他将保鮮膜撥開,把毛巾遞到陳遇言面前。他不開夥,家裏也沒準備冰塊。只能用冰毛巾冰敷下了。

陳遇言毫無反應,她不接他的毛巾,垂着眼簾神态比剛才更呆滞,整個人失語一般的沉默。

她不接,祁讓也不勉強。他将毛巾放到沙發前的茶幾上。随即摸了茶幾上的煙盒取了支煙。

他在她對面坐下,慢騰騰抽煙。在煙霧中眯起眼睛,神色難辨的盯着她。兩人相對無言,屋內靜寂一時默然。

煙抽一半,祁讓吐了口煙,淡淡聲開口:

“來卓逸吧。你不學的財務嗎?想做出納還是會計你自己選一個。唐亦心這邊我來跟她說。”

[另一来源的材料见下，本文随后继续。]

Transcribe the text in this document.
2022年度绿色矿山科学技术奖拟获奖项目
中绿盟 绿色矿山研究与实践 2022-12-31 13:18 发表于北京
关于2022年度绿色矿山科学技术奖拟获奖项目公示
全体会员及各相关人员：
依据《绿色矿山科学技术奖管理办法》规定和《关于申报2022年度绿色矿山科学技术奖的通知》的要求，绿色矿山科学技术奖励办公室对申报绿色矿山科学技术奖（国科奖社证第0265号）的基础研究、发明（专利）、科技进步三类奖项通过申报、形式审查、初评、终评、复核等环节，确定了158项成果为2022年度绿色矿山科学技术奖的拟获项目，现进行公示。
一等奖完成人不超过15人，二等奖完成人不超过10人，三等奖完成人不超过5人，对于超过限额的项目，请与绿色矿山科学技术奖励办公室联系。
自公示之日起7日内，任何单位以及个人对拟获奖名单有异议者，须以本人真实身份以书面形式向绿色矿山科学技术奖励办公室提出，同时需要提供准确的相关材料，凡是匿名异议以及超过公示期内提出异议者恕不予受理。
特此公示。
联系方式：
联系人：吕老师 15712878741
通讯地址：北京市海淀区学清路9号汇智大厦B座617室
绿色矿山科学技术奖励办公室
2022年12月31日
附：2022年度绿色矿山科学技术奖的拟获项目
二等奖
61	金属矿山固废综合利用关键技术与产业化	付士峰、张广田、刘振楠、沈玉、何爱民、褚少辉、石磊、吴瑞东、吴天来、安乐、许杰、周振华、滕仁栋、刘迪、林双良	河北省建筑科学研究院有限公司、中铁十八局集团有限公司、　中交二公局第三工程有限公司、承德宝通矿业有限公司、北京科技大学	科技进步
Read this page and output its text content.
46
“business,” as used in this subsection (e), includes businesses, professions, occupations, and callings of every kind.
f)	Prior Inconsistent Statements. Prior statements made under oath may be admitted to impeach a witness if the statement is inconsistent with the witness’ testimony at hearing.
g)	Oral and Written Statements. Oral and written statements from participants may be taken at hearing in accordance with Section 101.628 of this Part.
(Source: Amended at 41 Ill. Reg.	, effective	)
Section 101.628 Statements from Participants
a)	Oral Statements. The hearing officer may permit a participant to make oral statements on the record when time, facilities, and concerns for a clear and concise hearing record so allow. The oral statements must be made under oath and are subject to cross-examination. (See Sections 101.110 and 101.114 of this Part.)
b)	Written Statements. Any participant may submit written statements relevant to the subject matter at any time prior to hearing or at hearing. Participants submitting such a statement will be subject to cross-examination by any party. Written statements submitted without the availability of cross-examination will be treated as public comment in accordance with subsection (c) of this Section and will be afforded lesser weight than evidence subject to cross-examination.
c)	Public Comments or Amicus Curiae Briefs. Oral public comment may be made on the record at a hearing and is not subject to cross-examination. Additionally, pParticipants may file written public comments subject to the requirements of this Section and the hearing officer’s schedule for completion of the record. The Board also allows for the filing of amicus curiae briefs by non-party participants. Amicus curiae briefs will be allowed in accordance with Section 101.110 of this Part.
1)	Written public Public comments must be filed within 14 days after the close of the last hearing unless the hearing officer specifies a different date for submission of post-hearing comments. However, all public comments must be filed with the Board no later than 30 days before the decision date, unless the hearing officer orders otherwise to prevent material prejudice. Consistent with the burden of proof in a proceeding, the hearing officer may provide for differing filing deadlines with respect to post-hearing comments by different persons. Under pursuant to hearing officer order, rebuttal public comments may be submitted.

稍事一停,他沉吟道:“要是怕經驗不足還做不來,可以先做段時間的財務文員,先積累經驗熟悉下情況。我讓徐總監安排人帶你幾天。”

陳遇言抿唇沉默,呆滞着不出聲。

祁讓又吐出一口煙霧,捏着煙在煙灰缸裏彈了彈煙灰。

“你不用擔心會碰到我”他說:“我有事要找也只會找老徐。”

她不想見到他,但其實,他也不太想見到她。

一連等了數秒,陳遇言用沉默表明了她的态度,給了他回答。

祁讓也不再說話,一言不發的看着她。

兩分鐘後,他抽完一支煙起身,陳遇言卻擡起頭來看他:

“今晚這事你知道嗎?”她低低的問,語氣艱澀聲音發啞:

“我是想問,今晚這件事你預先知情嗎?那會你為什麽會上樓?”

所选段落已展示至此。